Table 2: Internalizing and Externalizing Problems

Scale

Parent

Youth

Internalizing Problems

71%

89%

Externalizing Problems

86%

78%

Prosocial Scale

71%

100%

 

Conclusion

Although many of the post SDQs were taken just a month after the initial intervention with a SAFE counselor, the majority of clients showed improvements in all of the assessment scales. The first four measures (emotional symptoms, conduct problems, hyperactivity/inattention, and peer relationship problems) show improvement by a decrease in scores from pre- to post- surveys, with the largest decrease measured in youth exhibiting emotional problems. The youth appeared to rate their own symptoms as more severe than their parents did in the pre-assessments, and their improvement was more pronounced. This suggests the youth found the counseling to be very effective for themselves. Emotional symptoms are categorized as internalizing disorders which include depression, withdrawal, anxiety, can lead to low self-esteem and even suicide.
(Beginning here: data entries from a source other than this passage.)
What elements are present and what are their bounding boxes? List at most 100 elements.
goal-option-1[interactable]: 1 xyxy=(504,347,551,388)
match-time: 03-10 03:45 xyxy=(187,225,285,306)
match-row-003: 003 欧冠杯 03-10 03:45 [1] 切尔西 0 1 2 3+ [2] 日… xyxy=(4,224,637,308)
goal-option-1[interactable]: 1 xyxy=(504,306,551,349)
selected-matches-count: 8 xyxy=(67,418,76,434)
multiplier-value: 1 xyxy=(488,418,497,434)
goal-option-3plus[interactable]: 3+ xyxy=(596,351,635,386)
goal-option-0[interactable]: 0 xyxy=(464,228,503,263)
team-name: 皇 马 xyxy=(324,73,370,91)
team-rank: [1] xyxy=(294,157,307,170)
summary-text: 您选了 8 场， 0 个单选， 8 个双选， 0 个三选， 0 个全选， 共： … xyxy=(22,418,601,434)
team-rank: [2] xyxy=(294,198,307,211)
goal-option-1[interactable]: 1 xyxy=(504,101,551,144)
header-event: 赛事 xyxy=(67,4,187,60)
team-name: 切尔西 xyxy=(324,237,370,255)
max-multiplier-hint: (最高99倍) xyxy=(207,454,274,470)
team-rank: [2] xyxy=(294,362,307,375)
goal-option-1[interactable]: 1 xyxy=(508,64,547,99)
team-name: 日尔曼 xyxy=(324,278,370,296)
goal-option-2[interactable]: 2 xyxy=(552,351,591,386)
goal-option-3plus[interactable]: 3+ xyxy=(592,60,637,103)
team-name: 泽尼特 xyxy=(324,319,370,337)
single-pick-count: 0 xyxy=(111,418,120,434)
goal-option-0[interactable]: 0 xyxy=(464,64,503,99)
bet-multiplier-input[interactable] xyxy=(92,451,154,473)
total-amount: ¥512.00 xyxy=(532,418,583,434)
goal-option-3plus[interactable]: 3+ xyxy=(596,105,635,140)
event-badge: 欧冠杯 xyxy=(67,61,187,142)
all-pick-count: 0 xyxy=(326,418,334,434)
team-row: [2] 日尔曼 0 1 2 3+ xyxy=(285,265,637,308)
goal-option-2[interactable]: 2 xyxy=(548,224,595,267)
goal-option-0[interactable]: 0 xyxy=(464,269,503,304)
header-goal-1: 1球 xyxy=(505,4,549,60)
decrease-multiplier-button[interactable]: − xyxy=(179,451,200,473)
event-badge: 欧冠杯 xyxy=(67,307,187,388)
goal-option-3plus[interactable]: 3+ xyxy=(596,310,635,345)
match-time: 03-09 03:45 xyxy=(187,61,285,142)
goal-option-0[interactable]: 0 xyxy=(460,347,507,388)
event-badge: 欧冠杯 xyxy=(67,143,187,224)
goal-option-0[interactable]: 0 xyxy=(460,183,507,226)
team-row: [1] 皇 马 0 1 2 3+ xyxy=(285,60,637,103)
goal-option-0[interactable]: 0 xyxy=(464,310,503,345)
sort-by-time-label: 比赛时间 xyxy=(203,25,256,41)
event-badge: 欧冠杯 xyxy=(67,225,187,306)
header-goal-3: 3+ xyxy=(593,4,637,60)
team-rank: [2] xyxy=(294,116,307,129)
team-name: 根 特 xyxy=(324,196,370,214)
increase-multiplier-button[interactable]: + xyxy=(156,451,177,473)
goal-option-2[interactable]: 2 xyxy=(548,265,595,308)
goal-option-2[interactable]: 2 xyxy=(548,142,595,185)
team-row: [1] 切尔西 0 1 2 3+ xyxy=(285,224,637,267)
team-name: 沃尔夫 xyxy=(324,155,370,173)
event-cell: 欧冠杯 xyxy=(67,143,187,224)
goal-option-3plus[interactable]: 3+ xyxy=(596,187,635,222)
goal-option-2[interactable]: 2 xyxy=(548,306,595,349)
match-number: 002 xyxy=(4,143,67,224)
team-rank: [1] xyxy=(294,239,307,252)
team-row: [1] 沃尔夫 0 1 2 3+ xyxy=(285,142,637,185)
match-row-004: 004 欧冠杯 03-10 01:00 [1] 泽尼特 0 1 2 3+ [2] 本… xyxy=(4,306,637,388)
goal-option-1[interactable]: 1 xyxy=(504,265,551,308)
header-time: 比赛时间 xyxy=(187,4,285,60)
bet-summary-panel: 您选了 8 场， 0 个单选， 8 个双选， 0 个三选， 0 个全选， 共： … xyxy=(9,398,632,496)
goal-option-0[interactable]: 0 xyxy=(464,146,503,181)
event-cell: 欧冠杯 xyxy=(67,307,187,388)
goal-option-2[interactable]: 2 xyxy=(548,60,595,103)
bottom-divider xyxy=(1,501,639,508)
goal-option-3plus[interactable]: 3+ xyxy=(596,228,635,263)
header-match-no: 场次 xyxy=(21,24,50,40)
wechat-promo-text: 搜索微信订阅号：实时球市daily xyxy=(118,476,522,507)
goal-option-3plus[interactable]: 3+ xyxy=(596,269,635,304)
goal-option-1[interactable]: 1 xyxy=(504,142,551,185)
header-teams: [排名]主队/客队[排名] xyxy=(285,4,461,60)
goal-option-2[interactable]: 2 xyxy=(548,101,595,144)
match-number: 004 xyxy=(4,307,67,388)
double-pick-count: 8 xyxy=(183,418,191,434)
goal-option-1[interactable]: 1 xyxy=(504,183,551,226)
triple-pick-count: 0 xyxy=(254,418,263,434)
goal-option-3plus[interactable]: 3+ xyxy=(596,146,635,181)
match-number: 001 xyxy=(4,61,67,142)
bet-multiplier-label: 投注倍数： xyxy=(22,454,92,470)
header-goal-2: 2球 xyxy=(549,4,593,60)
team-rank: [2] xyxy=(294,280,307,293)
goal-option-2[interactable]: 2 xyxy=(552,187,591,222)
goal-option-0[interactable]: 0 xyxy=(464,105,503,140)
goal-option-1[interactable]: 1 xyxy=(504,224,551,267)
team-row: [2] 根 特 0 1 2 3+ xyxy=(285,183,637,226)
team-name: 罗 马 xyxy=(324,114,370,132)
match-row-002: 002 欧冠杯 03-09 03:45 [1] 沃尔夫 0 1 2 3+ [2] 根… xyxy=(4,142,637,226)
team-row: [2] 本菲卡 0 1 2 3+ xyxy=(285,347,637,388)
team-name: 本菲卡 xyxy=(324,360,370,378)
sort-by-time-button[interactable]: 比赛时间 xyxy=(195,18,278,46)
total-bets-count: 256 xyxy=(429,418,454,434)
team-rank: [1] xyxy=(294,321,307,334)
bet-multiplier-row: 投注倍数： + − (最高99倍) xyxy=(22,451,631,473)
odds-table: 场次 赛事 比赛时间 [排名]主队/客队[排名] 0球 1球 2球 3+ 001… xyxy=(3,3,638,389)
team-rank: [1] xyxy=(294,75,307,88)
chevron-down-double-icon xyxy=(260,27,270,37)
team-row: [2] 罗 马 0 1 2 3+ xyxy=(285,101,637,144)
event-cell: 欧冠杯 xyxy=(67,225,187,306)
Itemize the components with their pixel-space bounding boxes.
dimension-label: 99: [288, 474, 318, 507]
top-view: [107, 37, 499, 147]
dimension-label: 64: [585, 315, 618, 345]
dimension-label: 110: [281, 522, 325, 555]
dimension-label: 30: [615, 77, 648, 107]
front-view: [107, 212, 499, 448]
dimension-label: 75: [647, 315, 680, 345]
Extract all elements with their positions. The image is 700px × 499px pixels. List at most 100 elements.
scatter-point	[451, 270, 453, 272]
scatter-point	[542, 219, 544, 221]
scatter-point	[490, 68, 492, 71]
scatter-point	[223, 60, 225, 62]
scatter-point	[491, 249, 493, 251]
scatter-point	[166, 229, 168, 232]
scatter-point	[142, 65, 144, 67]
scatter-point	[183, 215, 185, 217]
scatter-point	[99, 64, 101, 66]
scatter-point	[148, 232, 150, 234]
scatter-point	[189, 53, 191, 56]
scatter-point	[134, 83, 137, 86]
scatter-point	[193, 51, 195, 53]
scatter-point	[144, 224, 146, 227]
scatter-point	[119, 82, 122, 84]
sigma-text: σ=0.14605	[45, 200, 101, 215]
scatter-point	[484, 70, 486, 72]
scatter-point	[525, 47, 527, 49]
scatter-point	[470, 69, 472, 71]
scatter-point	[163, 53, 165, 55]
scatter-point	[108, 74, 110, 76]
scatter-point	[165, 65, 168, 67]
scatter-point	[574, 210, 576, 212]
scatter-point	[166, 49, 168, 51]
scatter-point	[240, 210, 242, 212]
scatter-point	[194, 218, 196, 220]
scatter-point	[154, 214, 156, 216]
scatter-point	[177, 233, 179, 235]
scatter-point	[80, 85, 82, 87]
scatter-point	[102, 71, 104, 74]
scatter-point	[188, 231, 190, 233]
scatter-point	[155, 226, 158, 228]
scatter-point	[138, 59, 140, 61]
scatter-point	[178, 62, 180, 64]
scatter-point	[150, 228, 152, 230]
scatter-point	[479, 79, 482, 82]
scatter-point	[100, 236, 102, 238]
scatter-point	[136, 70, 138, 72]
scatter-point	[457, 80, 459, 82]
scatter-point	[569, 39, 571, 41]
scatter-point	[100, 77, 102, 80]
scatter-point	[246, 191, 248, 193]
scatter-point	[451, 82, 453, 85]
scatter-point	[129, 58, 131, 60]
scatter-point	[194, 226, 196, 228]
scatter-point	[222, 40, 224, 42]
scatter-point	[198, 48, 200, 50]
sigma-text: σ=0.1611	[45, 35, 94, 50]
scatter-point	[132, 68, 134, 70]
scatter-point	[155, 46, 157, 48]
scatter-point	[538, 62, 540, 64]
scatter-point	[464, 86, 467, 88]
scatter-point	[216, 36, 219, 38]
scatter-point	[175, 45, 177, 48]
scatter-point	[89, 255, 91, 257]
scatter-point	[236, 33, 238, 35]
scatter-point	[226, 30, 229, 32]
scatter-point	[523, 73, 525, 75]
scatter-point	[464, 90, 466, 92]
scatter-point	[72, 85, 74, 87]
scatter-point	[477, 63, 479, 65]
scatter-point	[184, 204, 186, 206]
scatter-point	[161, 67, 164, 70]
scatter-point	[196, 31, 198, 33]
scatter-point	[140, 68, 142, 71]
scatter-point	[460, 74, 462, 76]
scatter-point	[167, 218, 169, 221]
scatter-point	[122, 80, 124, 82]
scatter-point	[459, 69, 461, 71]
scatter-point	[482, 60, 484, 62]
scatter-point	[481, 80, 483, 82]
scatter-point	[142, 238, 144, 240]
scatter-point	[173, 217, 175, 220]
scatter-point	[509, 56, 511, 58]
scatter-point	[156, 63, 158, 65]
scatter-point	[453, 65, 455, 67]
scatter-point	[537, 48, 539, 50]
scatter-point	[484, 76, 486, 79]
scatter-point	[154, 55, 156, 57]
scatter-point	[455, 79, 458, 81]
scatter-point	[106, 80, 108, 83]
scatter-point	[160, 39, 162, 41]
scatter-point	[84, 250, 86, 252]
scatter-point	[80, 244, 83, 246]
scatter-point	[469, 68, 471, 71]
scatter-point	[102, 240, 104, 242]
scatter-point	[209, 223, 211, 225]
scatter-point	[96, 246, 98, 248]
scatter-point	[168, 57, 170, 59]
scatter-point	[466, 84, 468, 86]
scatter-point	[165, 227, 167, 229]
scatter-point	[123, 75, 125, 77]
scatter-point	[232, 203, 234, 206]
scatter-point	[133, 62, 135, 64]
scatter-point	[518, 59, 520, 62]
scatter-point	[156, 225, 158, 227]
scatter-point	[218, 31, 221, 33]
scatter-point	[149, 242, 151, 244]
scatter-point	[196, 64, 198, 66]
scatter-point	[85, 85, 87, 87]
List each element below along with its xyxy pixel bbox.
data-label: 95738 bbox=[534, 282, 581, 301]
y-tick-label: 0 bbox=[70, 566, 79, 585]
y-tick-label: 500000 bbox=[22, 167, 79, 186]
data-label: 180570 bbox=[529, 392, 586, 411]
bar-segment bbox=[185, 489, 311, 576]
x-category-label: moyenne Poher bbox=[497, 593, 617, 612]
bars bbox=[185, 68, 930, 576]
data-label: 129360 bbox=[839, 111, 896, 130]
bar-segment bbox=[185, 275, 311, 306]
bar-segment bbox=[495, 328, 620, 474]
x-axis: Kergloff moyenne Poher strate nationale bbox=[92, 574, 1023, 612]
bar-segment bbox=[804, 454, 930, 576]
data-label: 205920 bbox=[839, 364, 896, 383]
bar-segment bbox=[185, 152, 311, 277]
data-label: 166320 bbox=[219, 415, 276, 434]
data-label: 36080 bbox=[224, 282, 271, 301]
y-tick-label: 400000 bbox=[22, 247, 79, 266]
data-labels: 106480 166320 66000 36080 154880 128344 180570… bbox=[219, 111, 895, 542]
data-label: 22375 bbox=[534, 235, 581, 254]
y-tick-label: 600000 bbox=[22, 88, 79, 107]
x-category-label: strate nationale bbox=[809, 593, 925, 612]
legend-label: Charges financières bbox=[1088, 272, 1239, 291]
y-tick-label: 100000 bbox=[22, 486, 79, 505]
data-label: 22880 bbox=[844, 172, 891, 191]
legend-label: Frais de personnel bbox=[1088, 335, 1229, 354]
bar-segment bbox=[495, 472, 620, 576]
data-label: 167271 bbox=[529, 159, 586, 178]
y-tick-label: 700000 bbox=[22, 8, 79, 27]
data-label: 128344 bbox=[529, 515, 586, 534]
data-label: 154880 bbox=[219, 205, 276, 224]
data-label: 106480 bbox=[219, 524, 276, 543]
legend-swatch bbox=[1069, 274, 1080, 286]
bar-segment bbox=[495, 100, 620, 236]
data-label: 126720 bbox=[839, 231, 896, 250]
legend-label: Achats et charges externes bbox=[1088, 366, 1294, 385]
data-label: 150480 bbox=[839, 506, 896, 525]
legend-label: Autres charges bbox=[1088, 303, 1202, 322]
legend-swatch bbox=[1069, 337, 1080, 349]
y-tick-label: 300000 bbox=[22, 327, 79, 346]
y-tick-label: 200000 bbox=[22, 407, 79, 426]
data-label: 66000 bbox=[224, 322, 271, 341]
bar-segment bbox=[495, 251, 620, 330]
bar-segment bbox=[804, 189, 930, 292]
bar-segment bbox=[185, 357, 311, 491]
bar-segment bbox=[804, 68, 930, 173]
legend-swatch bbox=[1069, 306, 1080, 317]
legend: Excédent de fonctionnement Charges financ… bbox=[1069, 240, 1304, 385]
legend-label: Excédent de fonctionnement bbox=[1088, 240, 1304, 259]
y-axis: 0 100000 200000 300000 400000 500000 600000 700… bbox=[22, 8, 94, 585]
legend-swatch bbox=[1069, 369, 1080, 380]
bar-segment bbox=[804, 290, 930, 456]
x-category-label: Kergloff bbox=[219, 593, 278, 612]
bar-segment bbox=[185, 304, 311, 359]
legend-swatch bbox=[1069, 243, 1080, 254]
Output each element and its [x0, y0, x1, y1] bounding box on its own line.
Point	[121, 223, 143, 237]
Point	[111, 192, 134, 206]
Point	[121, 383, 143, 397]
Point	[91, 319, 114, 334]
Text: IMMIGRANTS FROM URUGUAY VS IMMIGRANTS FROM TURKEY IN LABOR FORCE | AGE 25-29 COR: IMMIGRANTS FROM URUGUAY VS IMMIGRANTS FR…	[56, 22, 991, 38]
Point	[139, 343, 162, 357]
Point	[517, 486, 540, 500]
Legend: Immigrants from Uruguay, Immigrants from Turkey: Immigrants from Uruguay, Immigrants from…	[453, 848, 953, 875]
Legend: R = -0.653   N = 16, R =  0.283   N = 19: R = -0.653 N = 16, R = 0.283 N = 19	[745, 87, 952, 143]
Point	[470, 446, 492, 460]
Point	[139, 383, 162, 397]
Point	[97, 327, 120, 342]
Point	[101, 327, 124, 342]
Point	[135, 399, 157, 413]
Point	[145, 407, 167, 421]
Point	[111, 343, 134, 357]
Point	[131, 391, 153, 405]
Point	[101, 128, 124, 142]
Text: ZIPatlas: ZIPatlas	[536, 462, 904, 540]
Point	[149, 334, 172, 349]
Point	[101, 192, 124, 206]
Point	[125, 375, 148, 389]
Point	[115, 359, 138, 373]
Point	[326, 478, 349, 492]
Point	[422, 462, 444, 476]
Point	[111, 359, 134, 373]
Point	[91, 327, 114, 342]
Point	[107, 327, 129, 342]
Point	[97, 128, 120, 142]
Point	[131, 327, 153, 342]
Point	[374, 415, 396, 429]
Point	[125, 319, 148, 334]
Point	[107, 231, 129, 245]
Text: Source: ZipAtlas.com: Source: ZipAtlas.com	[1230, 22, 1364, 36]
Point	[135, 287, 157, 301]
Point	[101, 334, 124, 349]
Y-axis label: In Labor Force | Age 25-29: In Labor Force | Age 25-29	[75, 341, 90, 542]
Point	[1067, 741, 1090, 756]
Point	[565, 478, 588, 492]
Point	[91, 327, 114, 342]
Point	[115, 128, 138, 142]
Results suggest SAFE counseling intervention has had a positive impact on youth who present internalizing disorder symptoms. Additionally, 100% of parents show improvement in their child’s conduct problems scale, indicating progress externalized disorders. In overall ratings, youth rated highest improvement scores in internalizing problems (89%) and on the prosocial scale (100%), both of which underscore the aim of the counseling programs, to foster personal growth, self-awareness, and coping skills.

 

[1] Goodman A, Goodman R. Strengths and difficulties questionnaire as a dimensional measure of child mental health. J Am Acad Child Psychiatry. 2009; 48:400–3.